Org was created on 2025-11-04T19:28:13Z (https://api.github.com/orgs/Google-Antigravity)

[+] patates|4 months ago|reply
It says it's been trained from scratch. I wonder if it will have the same undescribable magic that makes me spend an hour every day with 2.5. I really love the results I can get with 2.5 pro. Google eventually limiting aistudio will be a sad day.

Also I really hoped for a 2M+ context. I'm living on the context edge even with 1M.

[+] fraboniface|4 months ago|reply
> Developments to the model architecture contribute to the significantly improved performance from previous model families.

I wonder how significant this is. DeepMind was always more research-oriented that OpenAI, which mostly scaled things up. They may have come up with a significantly better architecture (Transformer MoE still leaves a lot of room).

[+] mohsen1|4 months ago|reply

     This model is not a modification or a fine-tune of a prior model

Is that common to mention that? Feels like they built something from scratch
[+] rvz|4 months ago|reply
> The training dataset also includes: publicly available datasets that are readily downloadable; data obtained by crawlers; licensed data obtained via commercial licensing agreements; user data (i.e., data collected from users of Google products and services to train AI models, along with user interactions with the model) in accordance with Google’s relevant terms of service, privacy policy, service-specific policies, and pursuant to user controls, where appropriate; other datasets that Google acquires or generates in the course of its business operations, or directly from its workforce; and AI-generated synthetic data.

Well don't complain when you are using Gmail and your emails are being trained to develop Gemini.

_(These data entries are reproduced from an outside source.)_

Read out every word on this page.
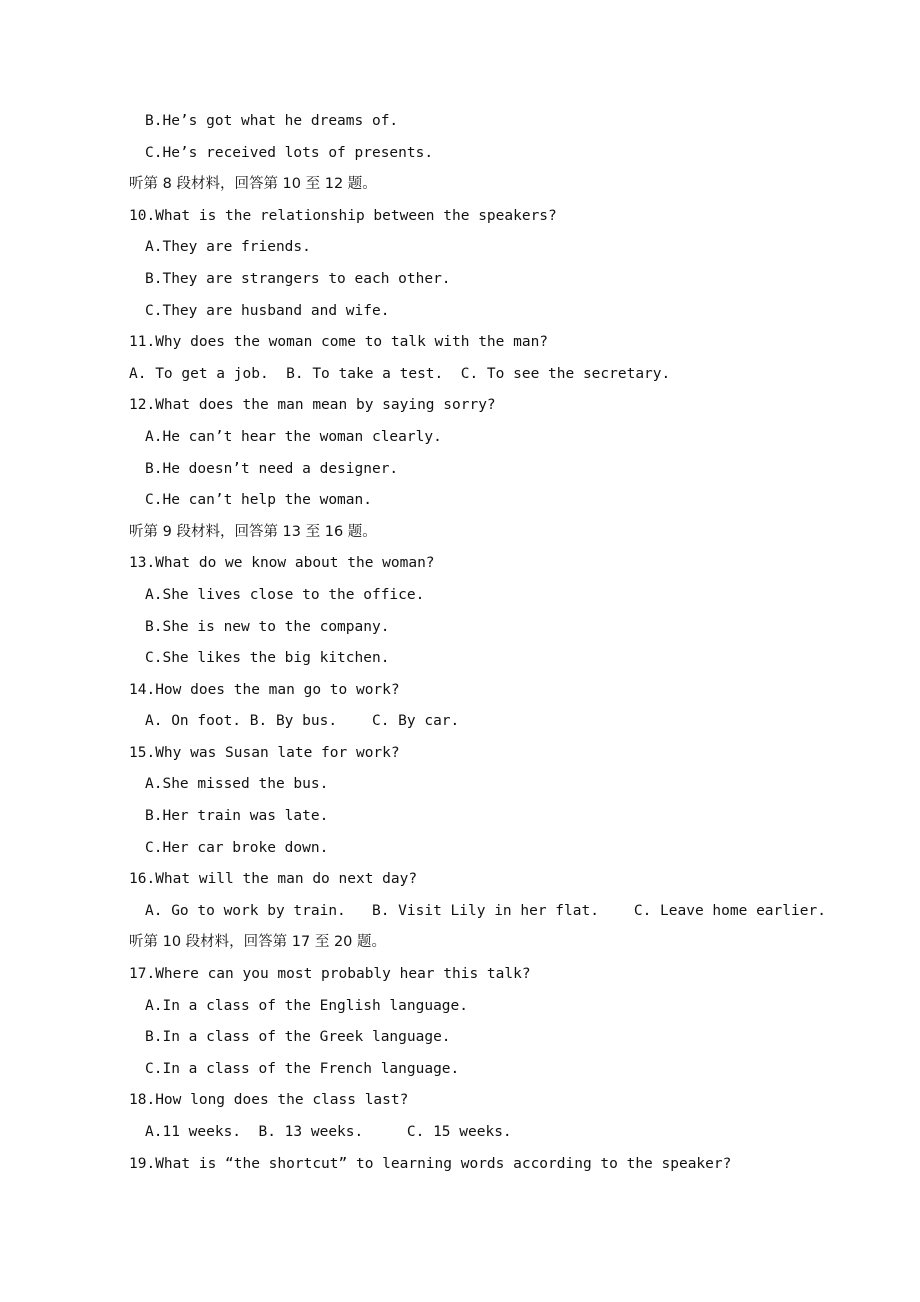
B.He’s got what he dreams of.
C.He’s received lots of presents.
听第 8 段材料，回答第 10 至 12 题。
10.What is the relationship between the speakers?
A.They are friends.
B.They are strangers to each other.
C.They are husband and wife.
11.Why does the woman come to talk with the man?
A. To get a job.  B. To take a test.  C. To see the secretary.
12.What does the man mean by saying sorry?
A.He can’t hear the woman clearly.
B.He doesn’t need a designer.
C.He can’t help the woman.
听第 9 段材料，回答第 13 至 16 题。
13.What do we know about the woman?
A.She lives close to the office.
B.She is new to the company.
C.She likes the big kitchen.
14.How does the man go to work?
A. On foot. B. By bus.    C. By car.
15.Why was Susan late for work?
A.She missed the bus.
B.Her train was late.
C.Her car broke down.
16.What will the man do next day?
A. Go to work by train.   B. Visit Lily in her flat.    C. Leave home earlier.
听第 10 段材料，回答第 17 至 20 题。
17.Where can you most probably hear this talk?
A.In a class of the English language.
B.In a class of the Greek language.
C.In a class of the French language.
18.How long does the class last?
A.11 weeks.  B. 13 weeks.     C. 15 weeks.
19.What is “the shortcut” to learning words according to the speaker?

[+] Topfi|4 months ago|reply
Additional context from AI Studio including pricing:

Our most intelligent model with SOTA reasoning and multimodal understanding, and powerful agentic and vibe coding capabilities

<=200K tokens • Input: $2,00 / Output: $12,00

> 200K tokens • Input: $4,00 / Output: $18,00

Knowledge cut off: Jan. 2025

[+] aliljet|4 months ago|reply
What's wild here is that among every single score they've absolutely killed, somehow, Anthropic and Claude Sonnet 4.5 have won a single victory in the fight: SWE Bench Verified and only by a singular point.

I already enjoy Gemini 2.5 pro for planning and if Gemini 3 is priced similarly, I'll be incredibly happy to ditch the painfully pricey Claude max subscription. To be fair, I've already got an extremely sour taste in my mouth from the last Anthropic bait and switch on pricing and usage, so happy to see Google take the crown here.